Henriette Caillaux shot the editor because he had conducted a campaign of vilification against her husband, Joseph, a wealthy former prime minister affiliated with the center-left Radical Party. Or was her motive more a familiar affair of the heart? She had been one of Joseph Caillaux’s mistresses; it was a second marriage for both. The Figaro editor, a rightist political enemy, had broken an unwritten Parisian rule by publishing a love letter written to a gentleman’s mistress. Joseph Caillaux, a notorious boulevardier, had sent the letter 13 years before the trial to another woman, who later became his first wife, and it had been leaked to Figaro.
Political and social mores, the Napoleonic Code that discriminated against women legally and the venality of the press all came together in the affaire Caillaux.
Her celebrated lawyer, Fernand Labori, had represented Emile Zola and successfully defended Capt. Alfred Dreyfus against false charges of treason in the notorious, anti-Semitic Dreyfus affair. In her clever defense on the witness stand, Henriette Caillaux made two points. She evoked the romantic and idealized notion that women were ruled by their passions; hers was simply a “crime passionnel.” She also used new scientific language that stressed the nervous system and the unconscious mind.

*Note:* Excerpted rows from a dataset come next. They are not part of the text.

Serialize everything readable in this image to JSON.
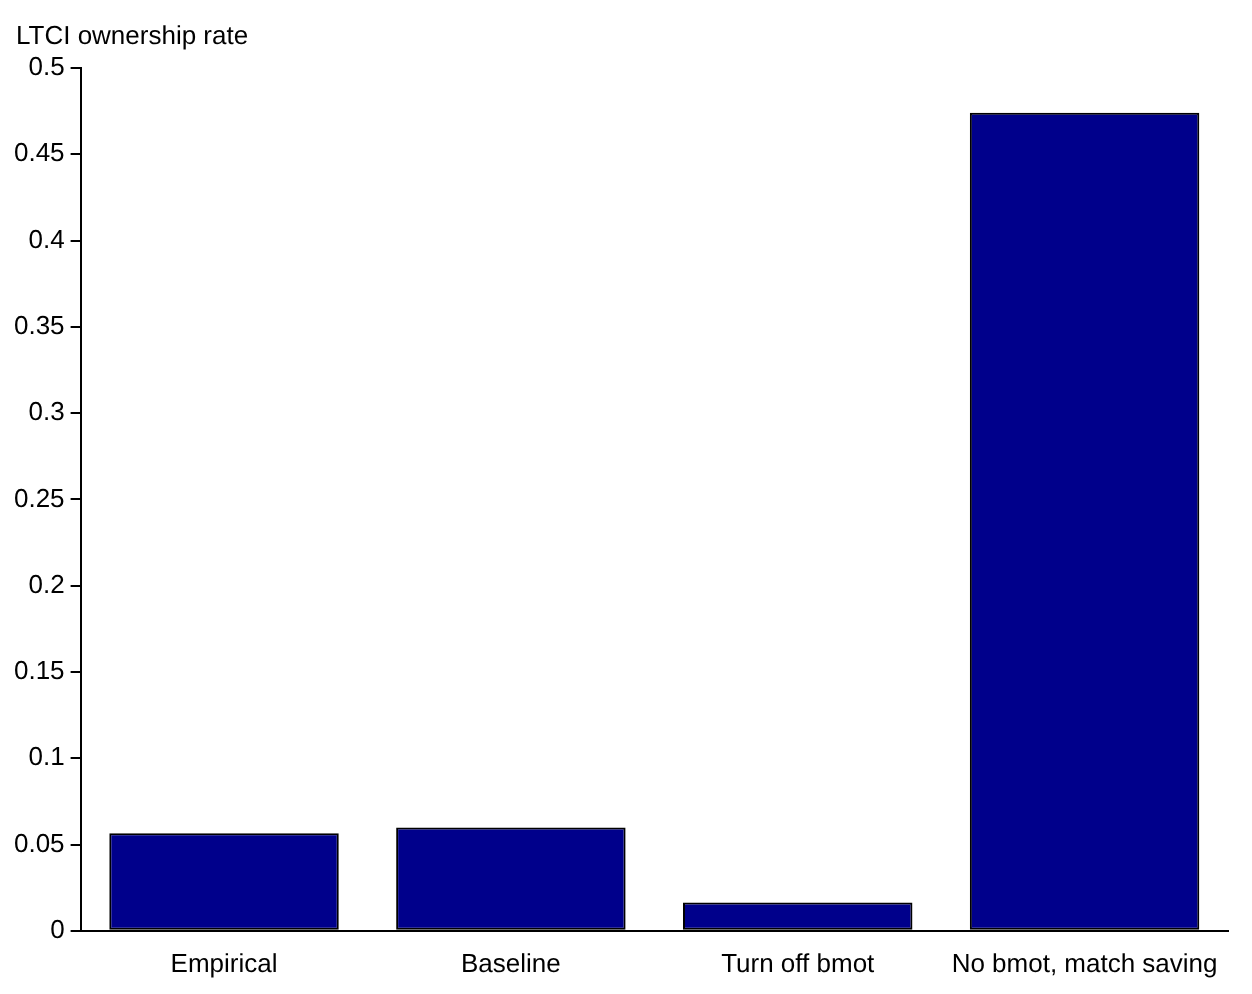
{
  "chart_data": {
    "type": "bar",
    "ylabel": "LTCI ownership rate",
    "categories": [
      "Empirical",
      "Baseline",
      "Turn off bmot",
      "No bmot, match saving"
    ],
    "values": [
      0.0565,
      0.0598,
      0.0164,
      0.474
    ],
    "color": "#00008b",
    "ylim": [
      0,
      0.5
    ],
    "yticks": [
      0,
      0.05,
      0.1,
      0.15,
      0.2,
      0.25,
      0.3,
      0.35,
      0.4,
      0.45,
      0.5
    ],
    "grid": false,
    "legend": false
  }
}
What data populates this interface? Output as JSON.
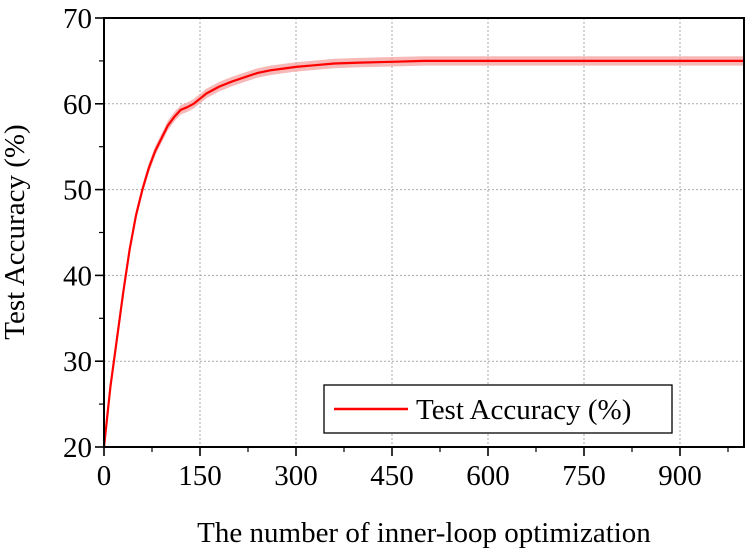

Henriette Caillaux’s testimony shifted back and forth between literary and scientific images. It was intended to make her appear a heroine of uncontrollable emotions to the jury, and a victim of deterministic laws to the experts. Literature made a woman of ungovernable passions sympathetic, even attractive; criminal psychology placed her beyond the law.
After a seven-day trial in the Cour d’Assises in Paris, Henriette Caillaux walked out free. In less than an hour of deliberations, the all-male jury decided the homicide was committed without premeditation or criminal intent. The jurors accepted her testimony that when she pulled the trigger, she was a temporary victim of (as her lawyer put it) “unbridled female passions.”
By digging deeply into the transcripts of the case and newspaper files, Mr. Berenson, a professor of history at the University of California at Los Angeles, has unearthed and reconstructed a highly readable story that touches upon many aspects of life during the so-called Belle Epoque in France.
Under one infamous article of the 1804 Napoleonic Code, “The husband owes protection to his wife, the wife obedience to her husband.” The author emphasizes that French attitudes toward women were an important part of the trial and its coverage in the press. Describing the newspaper illustrations, Professor Berenson writes, “Mme. Caillaux stands out starkly as a lone woman speaking to a sea of mustachioed male faces, as a woman subject to their gaze, open to their scrutiny.”
Going beyond the trial itself — and giving his book a modern feminist twist — Professor Berenson notes that during the Belle Epoque men claimed the existence of natural and hierarchical differences between the sexes. After France’s defeat by Prussia in 1870, some commentators attributed a decline in French power to moral decay and to changing relations between the sexes. The author says these commentators attributed France’s weaknesses to the emancipation of women, the legalization of divorce and the emasculation of men.
What distinguishes “The Trial of Mme. Caillaux” is its portrait of society before the guns of August 1914 destroyed the illusions of the Belle Epoque. In an epilogue, Professor Berenson writes that World War I gave women important responsibilities on the home front and greater recognition. Even so, it took a second World War before French women won the right to vote.